Because the ACL is an important stabiliser to rotation, certain groups of patients benefit from an extra procedure to help control pivoting in the knee. Dr Gieroba decides this on a case by case basis, but certain risk factors such as having hypermobile knees, being young (< 25 years old), playing high risk sports, re-do ACL cases and patients with a lot of pivot instability are likely to benefit. The procedure involves a cut on the outside (lateral) side of the knee (around 5cm long), and a portion of the deep fascia of the leg is harvested and inserted onto the femur. It reduces the risk of re-rupture of the ACL graft in high risk patients from 11% to around 4% and does not affect the rehabilitation or over-tighten the knee. The downsides are that it involves an extra incision and takes around 15 minutes longer.
The rehab is long. The aim is for a return to sport at the 12 month mark once rehabilitation milestones are met and an MRI demonstrates successful graft healing.

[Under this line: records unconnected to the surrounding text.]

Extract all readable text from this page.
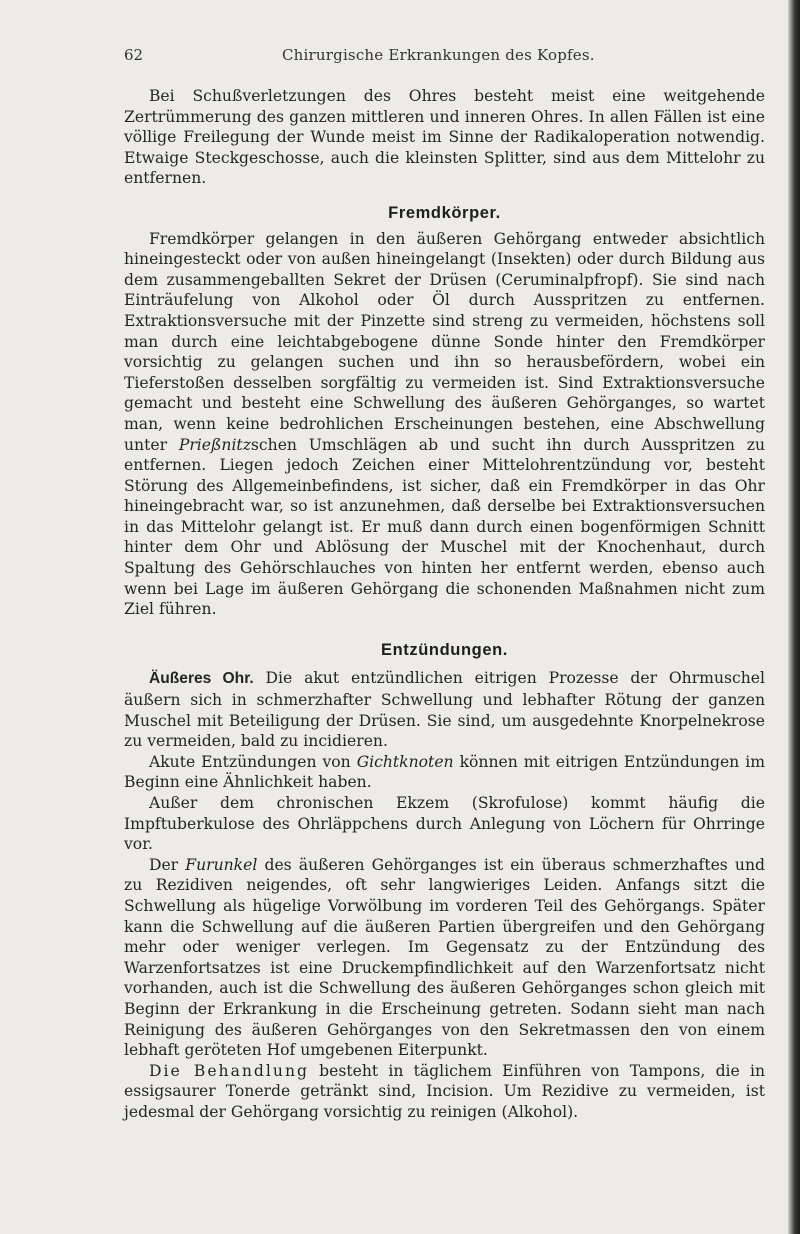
62	Chirurgische Erkrankungen des Kopfes.

Bei Schußverletzungen des Ohres besteht meist eine weitgehende Zertrümmerung des ganzen mittleren und inneren Ohres. In allen Fällen ist eine völlige Freilegung der Wunde meist im Sinne der Radikaloperation notwendig. Etwaige Steckgeschosse, auch die kleinsten Splitter, sind aus dem Mittelohr zu entfernen.

Fremdkörper.

Fremdkörper gelangen in den äußeren Gehörgang entweder absichtlich hineingesteckt oder von außen hineingelangt (Insekten) oder durch Bildung aus dem zusammengeballten Sekret der Drüsen (Ceruminalpfropf). Sie sind nach Einträufelung von Alkohol oder Öl durch Ausspritzen zu entfernen. Extraktionsversuche mit der Pinzette sind streng zu vermeiden, höchstens soll man durch eine leichtabgebogene dünne Sonde hinter den Fremdkörper vorsichtig zu gelangen suchen und ihn so herausbefördern, wobei ein Tieferstoßen desselben sorgfältig zu vermeiden ist. Sind Extraktionsversuche gemacht und besteht eine Schwellung des äußeren Gehörganges, so wartet man, wenn keine bedrohlichen Erscheinungen bestehen, eine Abschwellung unter Prießnitzschen Umschlägen ab und sucht ihn durch Ausspritzen zu entfernen. Liegen jedoch Zeichen einer Mittelohrentzündung vor, besteht Störung des Allgemeinbefindens, ist sicher, daß ein Fremdkörper in das Ohr hineingebracht war, so ist anzunehmen, daß derselbe bei Extraktionsversuchen in das Mittelohr gelangt ist. Er muß dann durch einen bogenförmigen Schnitt hinter dem Ohr und Ablösung der Muschel mit der Knochenhaut, durch Spaltung des Gehörschlauches von hinten her entfernt werden, ebenso auch wenn bei Lage im äußeren Gehörgang die schonenden Maßnahmen nicht zum Ziel führen.

Entzündungen.

Äußeres Ohr. Die akut entzündlichen eitrigen Prozesse der Ohrmuschel äußern sich in schmerzhafter Schwellung und lebhafter Rötung der ganzen Muschel mit Beteiligung der Drüsen. Sie sind, um ausgedehnte Knorpelnekrose zu vermeiden, bald zu incidieren.

Akute Entzündungen von Gichtknoten können mit eitrigen Entzündungen im Beginn eine Ähnlichkeit haben.

Außer dem chronischen Ekzem (Skrofulose) kommt häufig die Impftuberkulose des Ohrläppchens durch Anlegung von Löchern für Ohrringe vor.

Der Furunkel des äußeren Gehörganges ist ein überaus schmerzhaftes und zu Rezidiven neigendes, oft sehr langwieriges Leiden. Anfangs sitzt die Schwellung als hügelige Vorwölbung im vorderen Teil des Gehörgangs. Später kann die Schwellung auf die äußeren Partien übergreifen und den Gehörgang mehr oder weniger verlegen. Im Gegensatz zu der Entzündung des Warzenfortsatzes ist eine Druckempfindlichkeit auf den Warzenfortsatz nicht vorhanden, auch ist die Schwellung des äußeren Gehörganges schon gleich mit Beginn der Erkrankung in die Erscheinung getreten. Sodann sieht man nach Reinigung des äußeren Gehörganges von den Sekretmassen den von einem lebhaft geröteten Hof umgebenen Eiterpunkt.

Die Behandlung besteht in täglichem Einführen von Tampons, die in essigsaurer Tonerde getränkt sind, Incision. Um Rezidive zu vermeiden, ist jedesmal der Gehörgang vorsichtig zu reinigen (Alkohol).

There is evidence that an earlier return to sport is associated with a higher re-rupture rate. A physiotherapist oversees the rehab and progresses you when you meet certain milestones.
Rehabilitation is progressed based on meeting certain milestones rather than being strictly time based however in general the timeline is:
In general, all surgery has certain risks. These include bleeding, infection and blood clots. All are rare with ACL surgery and blood thinners tend to not be needed. Infection is rare but is typically treated with a wash out and antibiotics.
Important risks specific to the ACL include stiffness. One of the most important parts of early rehabilitation is to get the knee moving again as the insult of surgery tends to want to stiffen the joint. Some pain in the back of the knee with hamstring harvest or the front of the knee from general weakness can occur. There is also a risk of graft rupture. This could be due to a re-injury, returning to activity too soon, surgeon error or simply bad luck. A re-do reconstruction using a different graft is possible following failed surgery.
Dr Gieroba will have a detailed discussion about surgical risks at your consultation.
Surgery is an insult to the joint, as is the ACL injury itself. Both things happening too close to each other carries a risk of ongoing stiffness in the knee. In general, ACL surgery is delayed until there is enough knee movement to proceed to surgery safely. For most people this is within 6 weeks and can be as soon as 1 or 2 weeks. What we aim for is full extension of the knee, and bending to at least 90˚. Your physiotherapist can help with “pre-hab” which involves getting the movement back, then starting strengthening of the quadriceps and hamstrings ready for surgery.
Because the old ACL is being replaced with new tissue brought in from elsewhere, there is no significant urgency to get to the surgery straight away.